The Death of Feature Engineering? BERT with Linguistic Features on SQuAD 2.0
Jiawei Li, Yue Zhang
TL;DR
This work investigates augmenting a BERT-based QA model with SpaCy-derived linguistic features (NER, POS, DEP, STOP) to improve performance on SQuAD 2.0, which includes unanswerable questions. The proposed architecture fuses BERT representations with a linguistic feature projection to enhance start/end span predictions. On development data, the base model with linguistic features improves EM by 2.17 and F1 by 2.14 over BERT(base), with a best single-model test EM of 76.55 and F1 of 79.97; gains are smaller for BERT(large) due to its already strong performance. Error analysis shows the approach helps in complex linguistic contexts and locating correct spans, but determining the existence of an answer remains challenging, pointing to future work on no-answer handling and training objectives. Overall, feature engineering remains beneficial when model scale is limited by computational costs.
Abstract
Machine reading comprehension is an essential natural language processing task, which takes into a pair of context and query and predicts the corresponding answer to query. In this project, we developed an end-to-end question answering model incorporating BERT and additional linguistic features.
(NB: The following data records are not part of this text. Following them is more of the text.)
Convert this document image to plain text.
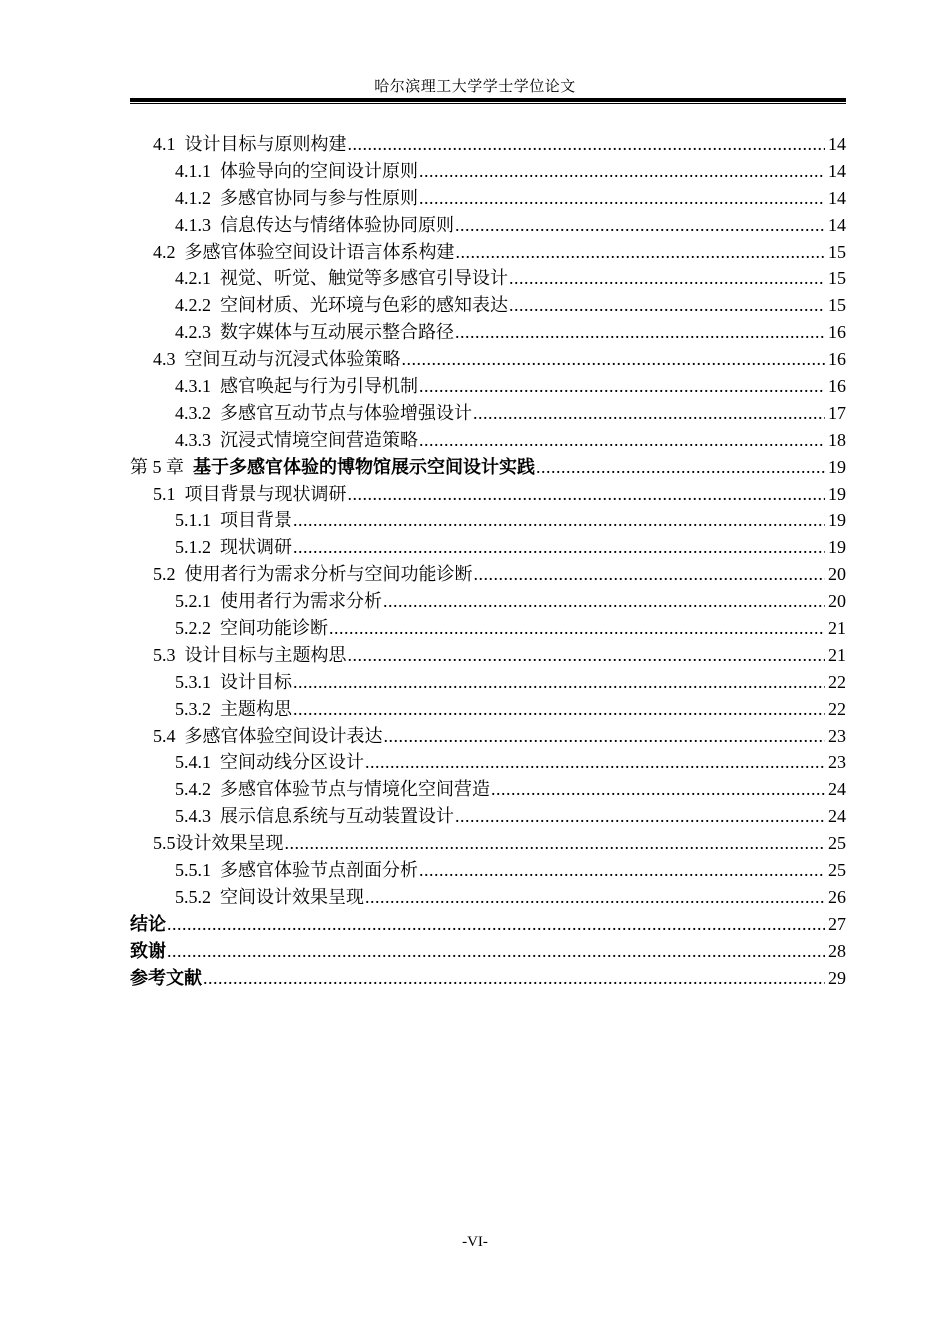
哈尔滨理工大学学士学位论文
4.1 设计目标与原则构建 .....	14
4.1.1 体验导向的空间设计原则 .....	14
4.1.2 多感官协同与参与性原则 .....	14
4.1.3 信息传达与情绪体验协同原则 .....	14
4.2 多感官体验空间设计语言体系构建 .....	15
4.2.1 视觉、听觉、触觉等多感官引导设计 .....	15
4.2.2 空间材质、光环境与色彩的感知表达 .....	15
4.2.3 数字媒体与互动展示整合路径 .....	16
4.3 空间互动与沉浸式体验策略 .....	16
4.3.1 感官唤起与行为引导机制 .....	16
4.3.2 多感官互动节点与体验增强设计 .....	17
4.3.3 沉浸式情境空间营造策略 .....	18
第 5 章 基于多感官体验的博物馆展示空间设计实践 .....	19
5.1 项目背景与现状调研 .....	19
5.1.1 项目背景 .....	19
5.1.2 现状调研 .....	19
5.2 使用者行为需求分析与空间功能诊断 .....	20
5.2.1 使用者行为需求分析 .....	20
5.2.2 空间功能诊断 .....	21
5.3 设计目标与主题构思 .....	21
5.3.1 设计目标 .....	22
5.3.2 主题构思 .....	22
5.4 多感官体验空间设计表达 .....	23
5.4.1 空间动线分区设计 .....	23
5.4.2 多感官体验节点与情境化空间营造 .....	24
5.4.3 展示信息系统与互动装置设计 .....	24
5.5 设计效果呈现 .....	25
5.5.1 多感官体验节点剖面分析 .....	25
5.5.2 空间设计效果呈现 .....	26
结论 .....	27
致谢 .....	28
参考文献 .....	29
-VI-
We conclude that the BERT base model will be improved by incorporating the features. The EM score and F1 score are improved 2.17 and 2.14 compared with BERT(base). Our best single model reaches EM score 76.55 and F1 score 79.97 in the hidden test set. Our error analysis also shows that the linguistic architecture can help model understand the context better in that it can locate answers that BERT only model predicted "No Answer" wrongly.